I can do this with the first object with:
Code:
route = "enable"
fqdn = "alb1"
for member in element['groups']:
if args.fqdn in member['members'][0]['fqdn']:
if args.route == "enable":
parsed['enabled'] = True
I think my problem is this line:
Code:
if args.fqdn in member['members'][0]['fqdn']
-- explicitly the [0].
is there a way to loop through all objects?
thanks in advance
Last edited by flukeyLinux; 07-01-2022 at 08:35 AM.
Just grab the JSON, decode it, and print the resulting structure.
The correct way to handle JSON is always to first decode it, then manipulate the resulting data structure, then encode it. Treat the JSON conversion process as a "black box." Python, like every other language these days, uses "known good" software to do this. Do not attempt to manipulate the JSON data textually.
Just grab the JSON, decode it, and print the resulting structure.
The correct way to handle JSON is always to first decode it, then manipulate the resulting data structure, then encode it. Treat the JSON conversion process as a "black box." Python, like every other language these days, uses "known good" software to do this. Do not attempt to manipulate the JSON data textually.
This information is good. I am new enough to python and have not come across decoding the json first. I must look that up. I am more of a bash head and this would be very easy there. But I need to use python as its a lambda.
Well, first, JSON in your code sample isn't valid. You can see that by pasting it into https://jsonlint.com/ ...

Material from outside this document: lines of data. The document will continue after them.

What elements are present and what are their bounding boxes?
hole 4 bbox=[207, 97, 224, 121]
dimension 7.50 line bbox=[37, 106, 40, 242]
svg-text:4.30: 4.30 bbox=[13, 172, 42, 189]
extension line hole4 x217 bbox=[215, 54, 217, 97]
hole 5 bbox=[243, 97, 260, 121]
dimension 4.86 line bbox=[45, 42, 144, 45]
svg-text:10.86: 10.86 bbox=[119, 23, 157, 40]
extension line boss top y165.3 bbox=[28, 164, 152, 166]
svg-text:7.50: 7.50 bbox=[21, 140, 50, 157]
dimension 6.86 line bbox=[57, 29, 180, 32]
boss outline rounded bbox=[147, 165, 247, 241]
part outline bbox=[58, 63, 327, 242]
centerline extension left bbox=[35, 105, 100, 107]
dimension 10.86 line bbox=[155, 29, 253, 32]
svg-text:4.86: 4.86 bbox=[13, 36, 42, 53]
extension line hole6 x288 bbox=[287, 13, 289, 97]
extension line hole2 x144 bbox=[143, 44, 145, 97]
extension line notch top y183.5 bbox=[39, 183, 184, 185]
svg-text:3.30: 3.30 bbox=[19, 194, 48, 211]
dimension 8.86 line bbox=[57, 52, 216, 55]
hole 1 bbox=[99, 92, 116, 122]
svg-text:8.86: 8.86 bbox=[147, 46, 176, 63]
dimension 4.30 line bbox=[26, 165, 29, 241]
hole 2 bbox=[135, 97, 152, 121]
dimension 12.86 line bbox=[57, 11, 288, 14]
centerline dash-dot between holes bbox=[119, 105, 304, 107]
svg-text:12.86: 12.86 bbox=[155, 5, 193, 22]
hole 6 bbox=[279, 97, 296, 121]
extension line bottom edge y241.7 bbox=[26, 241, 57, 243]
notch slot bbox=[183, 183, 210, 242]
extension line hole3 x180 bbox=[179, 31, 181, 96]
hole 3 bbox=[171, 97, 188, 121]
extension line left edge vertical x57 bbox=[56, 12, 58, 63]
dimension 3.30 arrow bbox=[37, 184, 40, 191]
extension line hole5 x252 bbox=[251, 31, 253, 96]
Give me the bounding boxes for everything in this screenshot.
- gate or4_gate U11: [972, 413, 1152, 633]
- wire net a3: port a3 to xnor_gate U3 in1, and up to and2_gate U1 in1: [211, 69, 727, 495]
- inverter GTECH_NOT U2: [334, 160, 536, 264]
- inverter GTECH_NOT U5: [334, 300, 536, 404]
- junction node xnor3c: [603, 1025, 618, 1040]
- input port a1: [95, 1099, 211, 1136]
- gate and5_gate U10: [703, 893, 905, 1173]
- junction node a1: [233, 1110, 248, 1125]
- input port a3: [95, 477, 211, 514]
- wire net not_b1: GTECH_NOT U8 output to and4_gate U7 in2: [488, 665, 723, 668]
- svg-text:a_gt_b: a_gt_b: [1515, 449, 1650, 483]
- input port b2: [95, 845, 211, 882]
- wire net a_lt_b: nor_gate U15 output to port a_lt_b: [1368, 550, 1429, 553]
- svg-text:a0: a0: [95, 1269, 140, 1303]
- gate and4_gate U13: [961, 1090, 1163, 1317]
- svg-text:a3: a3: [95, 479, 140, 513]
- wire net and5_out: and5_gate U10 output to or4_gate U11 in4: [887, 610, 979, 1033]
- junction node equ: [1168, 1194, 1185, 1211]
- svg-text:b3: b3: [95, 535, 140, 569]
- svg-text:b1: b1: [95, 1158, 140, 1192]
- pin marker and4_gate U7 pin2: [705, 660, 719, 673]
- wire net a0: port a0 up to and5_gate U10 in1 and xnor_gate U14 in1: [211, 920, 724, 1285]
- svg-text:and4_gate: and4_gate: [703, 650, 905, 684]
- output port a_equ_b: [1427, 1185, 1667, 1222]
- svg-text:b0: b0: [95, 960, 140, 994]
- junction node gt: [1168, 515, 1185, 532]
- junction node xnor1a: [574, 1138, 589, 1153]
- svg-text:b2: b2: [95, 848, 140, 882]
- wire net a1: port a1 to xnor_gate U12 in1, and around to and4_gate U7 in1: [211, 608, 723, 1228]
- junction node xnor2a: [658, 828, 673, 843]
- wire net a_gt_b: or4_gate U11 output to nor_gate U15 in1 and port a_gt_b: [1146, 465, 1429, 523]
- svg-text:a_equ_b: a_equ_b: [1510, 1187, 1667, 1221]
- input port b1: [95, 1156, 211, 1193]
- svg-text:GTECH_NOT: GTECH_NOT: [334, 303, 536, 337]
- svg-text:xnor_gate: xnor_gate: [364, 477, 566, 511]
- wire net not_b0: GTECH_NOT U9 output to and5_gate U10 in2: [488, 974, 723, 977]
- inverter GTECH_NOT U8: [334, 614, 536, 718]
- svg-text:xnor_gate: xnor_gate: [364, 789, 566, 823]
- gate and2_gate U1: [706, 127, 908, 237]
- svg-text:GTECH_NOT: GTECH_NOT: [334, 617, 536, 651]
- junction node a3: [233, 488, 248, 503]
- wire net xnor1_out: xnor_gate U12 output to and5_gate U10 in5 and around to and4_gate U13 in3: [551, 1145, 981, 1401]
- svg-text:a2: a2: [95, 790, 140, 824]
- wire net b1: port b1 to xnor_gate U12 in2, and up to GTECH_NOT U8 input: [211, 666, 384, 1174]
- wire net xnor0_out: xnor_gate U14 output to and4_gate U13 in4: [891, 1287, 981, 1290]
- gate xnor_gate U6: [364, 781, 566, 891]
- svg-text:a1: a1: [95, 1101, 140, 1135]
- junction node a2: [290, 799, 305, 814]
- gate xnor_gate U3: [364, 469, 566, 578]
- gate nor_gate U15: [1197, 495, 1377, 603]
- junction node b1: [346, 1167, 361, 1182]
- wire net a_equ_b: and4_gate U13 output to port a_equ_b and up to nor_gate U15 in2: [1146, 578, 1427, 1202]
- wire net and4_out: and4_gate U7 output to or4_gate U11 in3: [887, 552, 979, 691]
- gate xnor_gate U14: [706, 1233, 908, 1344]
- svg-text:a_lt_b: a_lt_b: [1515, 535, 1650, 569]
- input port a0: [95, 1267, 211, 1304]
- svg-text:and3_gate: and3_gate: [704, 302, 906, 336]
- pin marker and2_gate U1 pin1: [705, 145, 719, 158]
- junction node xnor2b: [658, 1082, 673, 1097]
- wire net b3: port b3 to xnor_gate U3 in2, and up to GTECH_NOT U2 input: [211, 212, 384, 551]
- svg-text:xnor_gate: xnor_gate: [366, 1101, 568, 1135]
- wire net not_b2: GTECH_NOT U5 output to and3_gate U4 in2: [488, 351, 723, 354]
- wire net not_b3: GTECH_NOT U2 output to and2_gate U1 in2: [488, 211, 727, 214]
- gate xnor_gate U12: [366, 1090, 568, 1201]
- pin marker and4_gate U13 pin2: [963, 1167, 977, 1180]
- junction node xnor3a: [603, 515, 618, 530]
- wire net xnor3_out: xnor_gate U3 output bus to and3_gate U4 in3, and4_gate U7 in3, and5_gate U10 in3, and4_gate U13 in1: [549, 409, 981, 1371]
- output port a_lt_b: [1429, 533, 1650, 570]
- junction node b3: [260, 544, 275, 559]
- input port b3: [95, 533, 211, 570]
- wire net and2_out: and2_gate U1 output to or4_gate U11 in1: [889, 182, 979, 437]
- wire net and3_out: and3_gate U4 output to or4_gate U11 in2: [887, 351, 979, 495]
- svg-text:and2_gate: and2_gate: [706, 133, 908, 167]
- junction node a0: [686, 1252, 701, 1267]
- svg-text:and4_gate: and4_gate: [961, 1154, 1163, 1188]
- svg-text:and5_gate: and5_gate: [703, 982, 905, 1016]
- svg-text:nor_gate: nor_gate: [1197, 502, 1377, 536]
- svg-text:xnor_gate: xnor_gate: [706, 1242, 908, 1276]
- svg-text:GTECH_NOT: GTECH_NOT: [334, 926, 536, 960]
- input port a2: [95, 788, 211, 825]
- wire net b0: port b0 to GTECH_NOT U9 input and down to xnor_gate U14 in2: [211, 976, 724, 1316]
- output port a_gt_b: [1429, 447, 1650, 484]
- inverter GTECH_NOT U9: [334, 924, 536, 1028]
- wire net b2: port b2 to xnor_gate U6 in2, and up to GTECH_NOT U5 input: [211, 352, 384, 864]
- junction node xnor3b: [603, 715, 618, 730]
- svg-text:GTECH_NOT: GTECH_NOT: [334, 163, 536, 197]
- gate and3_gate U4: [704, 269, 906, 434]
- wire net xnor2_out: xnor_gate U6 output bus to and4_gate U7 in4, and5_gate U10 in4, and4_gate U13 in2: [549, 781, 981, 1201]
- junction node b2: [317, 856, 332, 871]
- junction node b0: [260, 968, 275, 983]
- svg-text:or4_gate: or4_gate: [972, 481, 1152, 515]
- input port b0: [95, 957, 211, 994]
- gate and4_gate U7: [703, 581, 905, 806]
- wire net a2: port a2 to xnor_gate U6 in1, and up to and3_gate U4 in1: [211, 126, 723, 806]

Also, I'm not sure if you know how to iterate through a dictionary. Looping through it in a "for in" loop will get you its keys. Usually you want to call its .keys() (remember, explicit is better than implicit), .values() or .items() method and loop through that, depending on whether you need its keys, values, or both.
As a side remark I want to add that in Linux-speak "blob" means an opaque piece of data (a file), something you cannot (easily) read, e.g. a binary closed source blob, some firmware etc.
JSON is not that.
It is a simple text format, you can look at it in a text editor etc.
There's no need to "decode" it, just format it nicely.
What python does, it loads it into a structure that makes it easier to work with.
There are other (command line) tools that can do similar things, jq comes to mind.
What I am trying to do is loop through all "members" objects (there could be 2,3 or 4) and updated the "enabled" key to "True" if for example the fqdn = "alb2.com."
This is slightly confusing because it's already "true" in your example input?
Quote:
Originally Posted by flukeyLinux
parsed is basically the json data:
Code:
parsed = json.loads(json_data)
Assuming element is somehow a subpart of parsed, I'm guessing you want
Code:
for member in element['groups']:
for data in member['members']:
if args.fqdn in data['fqdn']: # should this be "=" instead of "in"?
data['enabled'] = True
Quote:
Originally Posted by flukeyLinux
I am new enough to python and have not come across decoding the json first.
Your parsed = json.loads(json_data) step is decoding.
Quote:
Originally Posted by ondoho
As a side remark I want to add that in Linux-speak "blob" means an opaque piece of data (a file)[...]
There's no need to "decode" it, just format it nicely.
I think sundialscvs is just using non-standard terminology, as usual (in this case, "decode" = "parse", "blob" = "unparsed data").
Quote:
Originally Posted by dugan
Also, I'm not sure if you know how to iterate through a dictionary.
They're iterating over the arrays, not the dictionaries, I think? (I'm assuming that the JSON array gets parsed into a Python array.)
@ondoho: What I am specifically saying is that you should treat the JSON data "as a blob." Don't try to "format it" – it doesn't need to be pretty – and don't try to write it yourself. Every programming language has encode/decode support for JSON (and other formats), and uses a standard set of binaries to do it. In this way you know that you can do what needs be done – to interchange structured data reliably with another client. You're handed a "blob" and the means to turn it into a data structure; then, to turn a data structure back into another "blob." And, if you do it this way, you can be confident that it will work correctly.